Steve Swerdlow, Central Asia researcher at Human Rights Watch, says “Tajikistan is in the midst of the worst political and religious crackdown since the end of the country’s civil war, with hundreds of people landing behind bars for no other reason than their peaceful political work.”
He goes on to criticize the West’s response: “Tajikistan’s human rights crisis is expanding by the day, but the response of Washington, Brussels, and other international partners has fallen seriously short.”
Human rights issues have remained a point of contention between the West and Central Asia. Despite a quarter century of democratization initiatives, the region is as authoritarian as ever, with the exception of Kyrgyzstan (though there are separate concerns about backsliding there). More recent strategies out of Washington have prioritized keeping discussions of human rights issues behind closed doors and ranked below security concerns.

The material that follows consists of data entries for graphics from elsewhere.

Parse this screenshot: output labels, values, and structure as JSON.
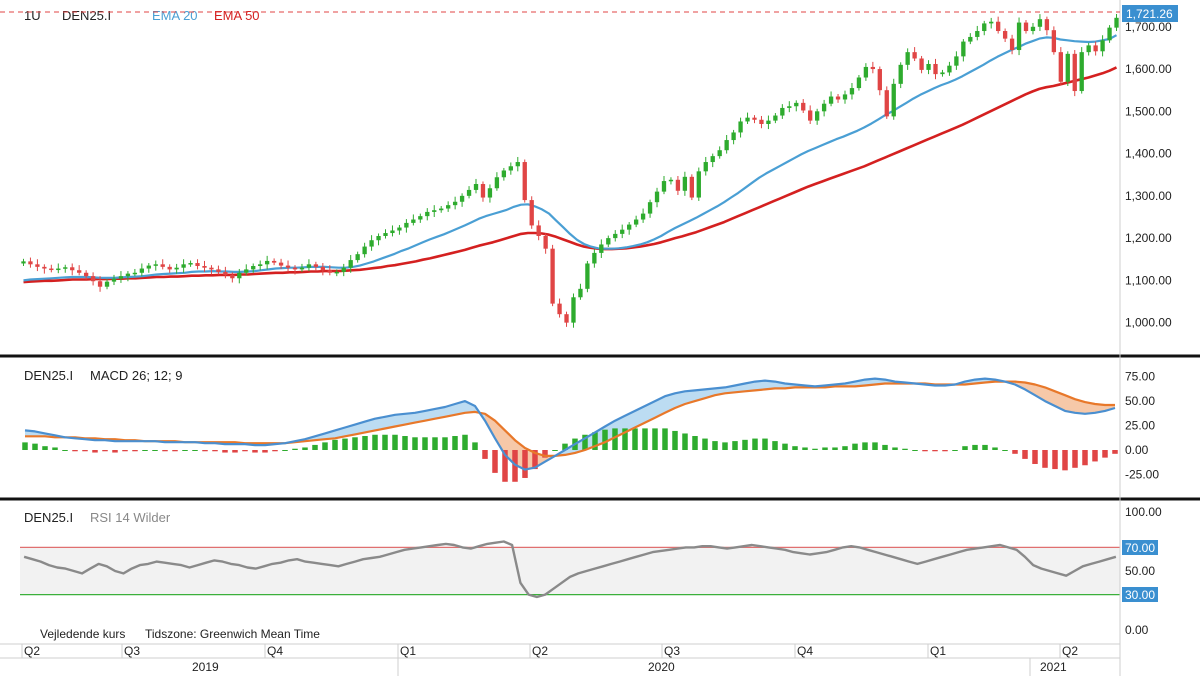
{
  "header": {
    "interval": "1U",
    "symbol": "DEN25.I",
    "ema20_label": "EMA 20",
    "ema50_label": "EMA 50",
    "last_price": "1,721.26"
  },
  "macd_panel": {
    "symbol": "DEN25.I",
    "label": "MACD 26; 12; 9"
  },
  "rsi_panel": {
    "symbol": "DEN25.I",
    "label": "RSI 14 Wilder",
    "upper_level": "70.00",
    "lower_level": "30.00"
  },
  "footer": {
    "price_note": "Vejledende kurs",
    "timezone": "Tidszone: Greenwich Mean Time"
  },
  "colors": {
    "up": "#2eab2e",
    "down": "#e04545",
    "ema20": "#4a9fd4",
    "ema50": "#d42020",
    "macd_line": "#4a8fd0",
    "signal_line": "#e8782a",
    "rsi_line": "#8a8a8a",
    "level70": "#e07070",
    "level30": "#3bb03b",
    "tag_bg": "#3a8fd0"
  },
  "chart_data": [
    {
      "type": "candlestick",
      "title": "DEN25.I 1U",
      "y_ticks": [
        "1,000.00",
        "1,100.00",
        "1,200.00",
        "1,300.00",
        "1,400.00",
        "1,500.00",
        "1,600.00",
        "1,700.00"
      ],
      "ylim": [
        940,
        1735
      ],
      "x_ticks": [
        "Q2",
        "Q3",
        "Q4",
        "Q1",
        "Q2",
        "Q3",
        "Q4",
        "Q1",
        "Q2"
      ],
      "x_years": [
        "2019",
        "2020",
        "2021"
      ],
      "grid": false,
      "ohlc_close": [
        1145,
        1138,
        1132,
        1128,
        1125,
        1128,
        1131,
        1124,
        1118,
        1110,
        1098,
        1085,
        1097,
        1104,
        1110,
        1116,
        1118,
        1128,
        1135,
        1138,
        1132,
        1126,
        1130,
        1138,
        1141,
        1134,
        1130,
        1126,
        1120,
        1113,
        1105,
        1118,
        1126,
        1134,
        1138,
        1146,
        1142,
        1135,
        1130,
        1126,
        1130,
        1138,
        1132,
        1124,
        1118,
        1120,
        1130,
        1148,
        1162,
        1180,
        1195,
        1205,
        1212,
        1218,
        1225,
        1236,
        1244,
        1252,
        1262,
        1266,
        1270,
        1278,
        1286,
        1300,
        1314,
        1328,
        1296,
        1318,
        1344,
        1360,
        1370,
        1380,
        1290,
        1230,
        1205,
        1175,
        1045,
        1020,
        1000,
        1060,
        1080,
        1140,
        1165,
        1185,
        1200,
        1210,
        1220,
        1232,
        1244,
        1258,
        1285,
        1310,
        1335,
        1338,
        1312,
        1345,
        1296,
        1358,
        1380,
        1394,
        1408,
        1432,
        1450,
        1476,
        1485,
        1480,
        1470,
        1478,
        1490,
        1508,
        1512,
        1520,
        1502,
        1478,
        1500,
        1518,
        1535,
        1528,
        1540,
        1555,
        1580,
        1605,
        1600,
        1550,
        1488,
        1565,
        1610,
        1640,
        1625,
        1598,
        1612,
        1588,
        1592,
        1608,
        1630,
        1665,
        1676,
        1690,
        1708,
        1712,
        1690,
        1672,
        1645,
        1710,
        1690,
        1700,
        1718,
        1692,
        1640,
        1570,
        1636,
        1548,
        1640,
        1656,
        1642,
        1668,
        1698,
        1721.26
      ],
      "ema20": [
        1100,
        1102,
        1103,
        1104,
        1105,
        1106,
        1107,
        1108,
        1108,
        1108,
        1107,
        1106,
        1106,
        1106,
        1107,
        1108,
        1109,
        1110,
        1112,
        1114,
        1115,
        1116,
        1117,
        1118,
        1120,
        1121,
        1121,
        1122,
        1121,
        1121,
        1120,
        1120,
        1121,
        1122,
        1124,
        1126,
        1128,
        1129,
        1130,
        1130,
        1131,
        1132,
        1132,
        1132,
        1131,
        1130,
        1130,
        1132,
        1135,
        1140,
        1145,
        1151,
        1157,
        1163,
        1170,
        1176,
        1183,
        1190,
        1197,
        1203,
        1209,
        1216,
        1223,
        1230,
        1238,
        1246,
        1252,
        1257,
        1262,
        1267,
        1274,
        1279,
        1280,
        1275,
        1268,
        1258,
        1242,
        1226,
        1210,
        1196,
        1186,
        1180,
        1176,
        1175,
        1175,
        1176,
        1178,
        1181,
        1185,
        1190,
        1197,
        1205,
        1215,
        1224,
        1232,
        1240,
        1248,
        1257,
        1266,
        1275,
        1285,
        1296,
        1307,
        1319,
        1331,
        1343,
        1353,
        1362,
        1371,
        1380,
        1389,
        1398,
        1406,
        1413,
        1420,
        1427,
        1434,
        1440,
        1447,
        1454,
        1462,
        1471,
        1481,
        1491,
        1500,
        1510,
        1520,
        1530,
        1539,
        1547,
        1555,
        1562,
        1568,
        1575,
        1583,
        1592,
        1601,
        1610,
        1620,
        1629,
        1637,
        1645,
        1652,
        1660,
        1666,
        1672,
        1675,
        1674,
        1670,
        1668,
        1666,
        1665,
        1664,
        1665,
        1668,
        1671,
        1680
      ],
      "ema50": [
        1096,
        1097,
        1098,
        1099,
        1099,
        1100,
        1101,
        1102,
        1102,
        1102,
        1103,
        1103,
        1103,
        1104,
        1104,
        1105,
        1105,
        1106,
        1107,
        1108,
        1108,
        1109,
        1109,
        1110,
        1111,
        1111,
        1112,
        1112,
        1113,
        1113,
        1113,
        1114,
        1114,
        1115,
        1116,
        1117,
        1118,
        1118,
        1119,
        1119,
        1120,
        1121,
        1121,
        1122,
        1122,
        1122,
        1123,
        1124,
        1125,
        1127,
        1129,
        1131,
        1134,
        1136,
        1139,
        1142,
        1145,
        1149,
        1152,
        1156,
        1160,
        1164,
        1168,
        1172,
        1177,
        1182,
        1186,
        1190,
        1195,
        1200,
        1205,
        1210,
        1212,
        1212,
        1211,
        1208,
        1203,
        1197,
        1191,
        1185,
        1180,
        1177,
        1175,
        1174,
        1174,
        1175,
        1176,
        1178,
        1180,
        1183,
        1186,
        1190,
        1195,
        1200,
        1204,
        1209,
        1214,
        1220,
        1226,
        1232,
        1238,
        1245,
        1252,
        1259,
        1266,
        1273,
        1280,
        1287,
        1294,
        1301,
        1308,
        1315,
        1322,
        1328,
        1334,
        1340,
        1346,
        1352,
        1358,
        1364,
        1370,
        1377,
        1384,
        1391,
        1398,
        1405,
        1412,
        1419,
        1426,
        1433,
        1440,
        1447,
        1454,
        1461,
        1468,
        1476,
        1484,
        1492,
        1500,
        1508,
        1516,
        1524,
        1532,
        1540,
        1547,
        1553,
        1557,
        1560,
        1564,
        1568,
        1572,
        1576,
        1580,
        1585,
        1590,
        1596,
        1604
      ]
    },
    {
      "type": "line",
      "title": "DEN25.I MACD 26; 12; 9",
      "y_ticks": [
        "75.00",
        "50.00",
        "25.00",
        "0.00",
        "-25.00"
      ],
      "ylim": [
        -45,
        90
      ],
      "macd": [
        20,
        19,
        17,
        15,
        13,
        12,
        11,
        10,
        10,
        9,
        9,
        9,
        9,
        9,
        8,
        8,
        8,
        8,
        7,
        7,
        6,
        6,
        6,
        5,
        5,
        6,
        7,
        9,
        11,
        14,
        17,
        20,
        23,
        26,
        29,
        32,
        34,
        36,
        37,
        38,
        40,
        42,
        44,
        47,
        50,
        45,
        30,
        12,
        -5,
        -15,
        -20,
        -18,
        -12,
        -6,
        0,
        6,
        12,
        18,
        24,
        30,
        35,
        40,
        45,
        50,
        55,
        58,
        60,
        61,
        62,
        63,
        64,
        66,
        68,
        70,
        71,
        70,
        68,
        67,
        66,
        65,
        66,
        67,
        68,
        70,
        72,
        73,
        72,
        70,
        69,
        68,
        67,
        66,
        66,
        67,
        70,
        72,
        73,
        72,
        70,
        67,
        62,
        56,
        50,
        45,
        40,
        38,
        37,
        38,
        40,
        43
      ],
      "signal": [
        14,
        14,
        14,
        13,
        13,
        13,
        12,
        12,
        11,
        11,
        10,
        10,
        9,
        9,
        9,
        9,
        8,
        8,
        8,
        8,
        8,
        8,
        7,
        7,
        7,
        7,
        7,
        8,
        9,
        10,
        11,
        12,
        14,
        16,
        18,
        20,
        22,
        24,
        26,
        28,
        30,
        32,
        34,
        36,
        38,
        39,
        37,
        30,
        20,
        10,
        2,
        -3,
        -6,
        -6,
        -5,
        -3,
        0,
        4,
        8,
        13,
        18,
        23,
        28,
        33,
        38,
        43,
        47,
        50,
        53,
        56,
        58,
        59,
        60,
        61,
        62,
        63,
        63,
        64,
        64,
        64,
        64,
        65,
        65,
        65,
        66,
        67,
        68,
        68,
        68,
        68,
        68,
        67,
        67,
        67,
        67,
        68,
        69,
        70,
        70,
        70,
        69,
        67,
        64,
        60,
        56,
        52,
        49,
        47,
        46,
        46
      ]
    },
    {
      "type": "line",
      "title": "DEN25.I RSI 14 Wilder",
      "y_ticks": [
        "100.00",
        "50.00",
        "0.00"
      ],
      "ylim": [
        0,
        100
      ],
      "levels": [
        70,
        30
      ],
      "rsi": [
        62,
        60,
        58,
        55,
        53,
        52,
        50,
        48,
        52,
        56,
        54,
        50,
        48,
        52,
        55,
        56,
        58,
        57,
        56,
        55,
        53,
        55,
        57,
        59,
        58,
        56,
        55,
        53,
        52,
        54,
        56,
        57,
        59,
        60,
        58,
        57,
        56,
        55,
        54,
        56,
        58,
        60,
        61,
        62,
        64,
        66,
        68,
        69,
        70,
        71,
        72,
        73,
        72,
        70,
        69,
        71,
        73,
        74,
        75,
        72,
        40,
        30,
        28,
        30,
        35,
        40,
        45,
        48,
        50,
        52,
        54,
        56,
        58,
        60,
        62,
        64,
        66,
        67,
        68,
        69,
        70,
        70,
        71,
        71,
        70,
        69,
        70,
        71,
        72,
        71,
        70,
        69,
        68,
        66,
        65,
        64,
        65,
        66,
        68,
        70,
        71,
        70,
        68,
        66,
        64,
        62,
        60,
        58,
        56,
        58,
        60,
        62,
        64,
        66,
        68,
        69,
        70,
        71,
        72,
        70,
        68,
        62,
        55,
        52,
        50,
        48,
        46,
        50,
        54,
        56,
        58,
        60,
        62
      ]
    }
  ]
}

This has seen a few individual instances of success, such as the release last November of the region’s longest-serving political prisoner in Uzbekistan. Murod Juraev spent 21 years in Uzbek prison camps before his release. Despite cases like Juraev’s, the systems that permit, and at times prioritize, detaining political opposition and activists remain firmly in place. Uzbekistan’s Islam Karimov similarly pursues his opponents overseas. Meanwhile the United States and the EU often decline available mechanism to increase pressure on Central Asian regimes and to the contrary continue providing military and security assistance.
Marius Fossum, the Norwegian Helsinki Committee regional representative in Central Asia, said in the group’s release today, “Now is when Tajikistan’s international partners, including the U.S. and EU, should send President Emomali Rahmon a clear message: repression will no longer be cost-free.”
As Joshua Kucera reported yesterday for Eurasianet, a Pentagon program plans to grant Tajikistan $50 million in military aid aimed at countering regional terrorist groups. But other parts of the government are more circumspect. In testimony last week before the U.S. Congress on his agency’s annual worldwide threat assessment, U.S. Director of National Intelligence James Clapper, per his statement on the record, said:
Central Asian states remain concerned about the rising threat of extremism to the stability of their countries, particularly in light of a reduced Coalition presence in Afghanistan. Russia shares these concerns and is likely to use the threat of instability in Afghanistan to increase its involvement in Central Asian security affairs. However, economic challenges stemming from official mismanagement, low commodity prices, declining trade and remittances associated with Russia’s weakening economy, and ethnic tensions and political repression, are likely to present the most significant instability threat to these countries.